Australian advisers routinely ignore Asian markets when constructing portfolios for clients and remain resistant to change despite the growth potential.

Jonathan Wu, an associate director and head of distribution and operations at Premium China Funds Management, puts this down to a combination of inertia and ignorance.

“The Western world is still coming to grips with the ongoing crises which continue to hamper growth and most importantly confidence,” he told Professional Planner Online.

“As I talk to advisers right around the country, they seem to be moving back into their shell, not knowing what to do, if anything at all.

“One peer in the funds-management industry shared an analogy with me stating that advisers in general, since the GFC, have failed to provide advice to their clients. I tend to agree with him, and why is that?

“The simple fact of the matter is that clients have been so fearful of the next market crash that when they see their financial advisers for a review, they say that they are so scared, so ‘please put me in cash’, and to that the adviser responds ‘OK’.

“My colleagues and I fail to see the advice being given here. Are advisers – of which I am one also – just too scared to make a decision?

“And furthermore, does that lead into the lack of desire to learn about anything new and be ignorant about opportunities that have been born of a crisis such as one we are living through now?

“Will cash really provide a long-term net return that requires a financial planner?”

Wu says his efforts to educate advisers and the public since 2004 has encountered “continuous and consistent resistance to changing the way portfolios are built”.

“What is there not to like about Asia? We don’t believe ignorance is a reason to not consider the region. There are some simple analogies that advisers should start with when looking at the region,” he says.

David Urquhart, a portfolio manager on the Fidelity Asia Fund, recently concluded on this website that: “Even after the rise during the first quarter, it is still a very enticing time to be buying Asian equities. Attractive investment opportunities continue to be available in countries as diverse as Korea, Thailand and China.”

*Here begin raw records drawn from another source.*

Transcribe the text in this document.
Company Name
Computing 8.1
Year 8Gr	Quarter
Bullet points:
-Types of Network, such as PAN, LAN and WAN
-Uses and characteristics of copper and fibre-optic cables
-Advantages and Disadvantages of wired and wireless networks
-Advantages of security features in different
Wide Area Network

Wu adds that Asia, excluding Japan, has growth rates that are higher on trend than any other region.

“As we have always communicated to the public, we don’t believe that in the short term GDP growth will correlate to share market returns because a developing economy is very complex and will go through cycles, but in the long term, we believe it will pay off,” he argues.

“Also, when we look at company leverage, which was the catalyst for the 2007/08 GFC kicking off, Asia has significantly less debt compared to their earnings base, especially against their peers in the US corporate market.”

Of particular irritation to Wu is what he calls the corporate government ghost – the issue, as he describes it, of advisers and researchers using the perception of second-rate corporate governance as an excuse not to allocate to Asia in any meaningful way.

“Year on year, Asia’s corporate governance improves and, as well as this, the management of funds in Asia needs to be active, and some managers have proven themselves as successful, and this will only improve moving into the future,” he says.

“Advisers need to truly wake up and up-skill themselves in Asia, both from a cultural perspective as well as an investment one.

“From equities, property to fixed interest, they need to understand the investment opportunities that are there for the long-term future.”

2 comments on “Aussie advisers still ignorant of Asia”
    Ian McKenzie

    With many Australians and their advisers investing into Aussie Equities, the clients are in fact exposing themselves to Asia to some degree through those companies that have Asian exposure, even if its not through managed investments. Additionally, I think its fair to say some Australians and still not comfortable with Asian investments, due to some of the facts stated in the article. Many years ago we promoted “Buy Australain” campaigns and I feel that campaigns like this have instilled an inherited trait in our Aussie culture. You cannot blame advisers solely.The client must also be comfortable where their money is being invested.

    I am an adviser and have been an investor in Asia and in such funds as Jonathan Wu’s, Premium China Funds Management. Maybe its the volatility of the returns of such funds, see below. If you think about a clients entry date, their return may be a lot worse than shown.
    Annual return since launch 1
    2005 (Since inception) +7.0%
    2006 +48.0%
    2007 +36.1%
    2008 -35.0%
    2009 +53.8%
    2010 +2.3%
    2011 -21.2%
    2012 (Year-to-date) +8.9%

    Secondly, while Asia is a growth region and many companies are doing well and worth investing in, their stock price is still affected by global economic conditions and as such being the region it is those stock prices suffer and are volatile.

    A more smoother return may bring some level of comfort.